For the last 40 years, ANSYS (NASDAQ: ANSS ) has been in the business of simulating physical environments in software. Though the company has tens of thousands of customers across dozens of sectors, it's not a household name and it's likely overlooked by many investors. Let's see whether ANSYS makes for a long-term value play that you should get on your watch list.
A well-run company
First and foremost, ANSYS's software provides a solid and unique value to customers: the ability to make engineering changes more quickly and more cheaply through simulation. ANSYS serves industries ranging from semiconductors to aerospace, but its software has traditionally been used most intensely in high-end use cases. A specific and impressive example is Formula 1, where four out of the top six racing teams use ANSYS for aerodynamic testing.
From the perspective of an investor, ANSYS has a very healthy balance sheet. As of the first quarter of 2014, ANSYS has $857 million in cash, and since last July, the company is debt-free. In addition, revenue for 2013 was $861 million, an 8% increase over 2012. More importantly, the company managed $245 million of net income from that revenue, a 20% increase, year-over-year.
An expanding market
Last year, industry analyst Technavio estimated that the computer-aided engineering market is set to grow at an annual rate of 11.1% by 2016. Looking further down the line, ANSYS believes that the engineering simulation industry could be worth as much as $20 billion within five to seven years; this is based on assumptions about the increasing number of users and the intensity with which those users will use simulation software.

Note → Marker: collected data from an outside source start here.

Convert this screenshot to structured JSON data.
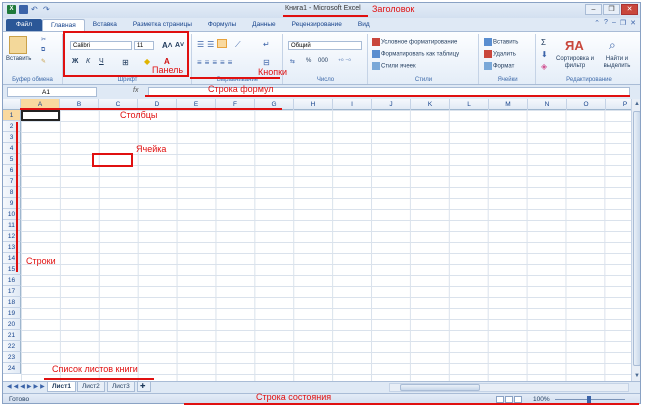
{
  "window": {
    "title": "Книга1 - Microsoft Excel",
    "app_icon": "X",
    "controls": [
      "–",
      "❐",
      "✕"
    ]
  },
  "tabs": {
    "file": "Файл",
    "items": [
      "Главная",
      "Вставка",
      "Разметка страницы",
      "Формулы",
      "Данные",
      "Рецензирование",
      "Вид"
    ]
  },
  "ribbon": {
    "clipboard": {
      "paste": "Вставить",
      "label": "Буфер обмена"
    },
    "font": {
      "name": "Calibri",
      "size": "11",
      "bold": "Ж",
      "italic": "К",
      "underline": "Ч",
      "label": "Шрифт"
    },
    "alignment": {
      "label": "Выравнивание"
    },
    "number": {
      "format": "Общий",
      "percent": "%",
      "thousands": "000",
      "label": "Число"
    },
    "styles": {
      "conditional": "Условное форматирование",
      "as_table": "Форматировать как таблицу",
      "cell_styles": "Стили ячеек",
      "label": "Стили"
    },
    "cells": {
      "insert": "Вставить",
      "delete": "Удалить",
      "format": "Формат",
      "label": "Ячейки"
    },
    "editing": {
      "sum": "Σ",
      "sort": "Сортировка и фильтр",
      "find": "Найти и выделить",
      "label": "Редактирование"
    }
  },
  "formula_bar": {
    "name_box": "A1",
    "fx": "fx"
  },
  "grid": {
    "columns": [
      "A",
      "B",
      "C",
      "D",
      "E",
      "F",
      "G",
      "H",
      "I",
      "J",
      "K",
      "L",
      "M",
      "N",
      "O",
      "P",
      "Q"
    ],
    "rows": [
      "1",
      "2",
      "3",
      "4",
      "5",
      "6",
      "7",
      "8",
      "9",
      "10",
      "11",
      "12",
      "13",
      "14",
      "15",
      "16",
      "17",
      "18",
      "19",
      "20",
      "21",
      "22",
      "23",
      "24"
    ],
    "selected_cell": "A1"
  },
  "sheets": [
    "Лист1",
    "Лист2",
    "Лист3"
  ],
  "status": {
    "ready": "Готово",
    "zoom": "100%"
  },
  "annotations": {
    "title": "Заголовок",
    "panel": "Панель",
    "buttons": "Кнопки",
    "formula": "Строка формул",
    "columns": "Столбцы",
    "cell": "Ячейка",
    "rows": "Строки",
    "sheets": "Список листов книги",
    "status": "Строка состояния"
  },
  "colors": {
    "annotation": "#e01010",
    "file_tab": "#2b5797",
    "selection": "#f9d99f"
  }
}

Another way to evaluate ANSYS's prospects is to look at complementary and competing products. Autodesk (NASDAQ: ADSK ) , for example, which sells computer-aided design software that integrates with ANSYS, also provides simulation capabilities that compete with ANSYS. While revenue growth at Autodesk is currently slow due to a transition from a license-based model to a subscription model, management predicts a compound annual growth rate of 12% by 2018. A part of this growth is certainly attributable to a healthy market that will also benefit ANSYS.
Democratization of simulation
Another factor that gives credibility to ANSYS's projected growth numbers is what the company calls the "democratization of simulation." Expensive hardware and complicated software have traditionally formed barriers to the kind of end markets that would use simulation software. ANSYS is continually improving the usability of its software, but even more importantly, high-performance computing is becoming both more powerful and more affordable.
In particular, NVIDIA (NASDAQ: NVDA ) has adapted its GPU technology so it can be used to speed up scientific computations. ANSYS and NVIDIA have collaborated to provide GPU acceleration in mechanical and fluid simulation, with typical results showing a two-times speedup over ANSYS simulations run without a GPU. Tesla, NVIDIA's high performance computing GPU currently costs around $5,000, putting it in reach of many smaller enterprises that could benefit from engineering simulation.
The right moment
Not surprisingly, ANSYS's share price has followed the company's performance and has climbed steadily for years. However, shares have dipped recently.
Many momentum stocks in the tech space, including ANSYS, dropped toward the end of March, and sentiment in the market has shifted. However, ANSYS is a well-run company with a solid product, and it's operating in an expanding market. Also, the company's share price has recently taken a dip that wasn't necessarily justified by its performance.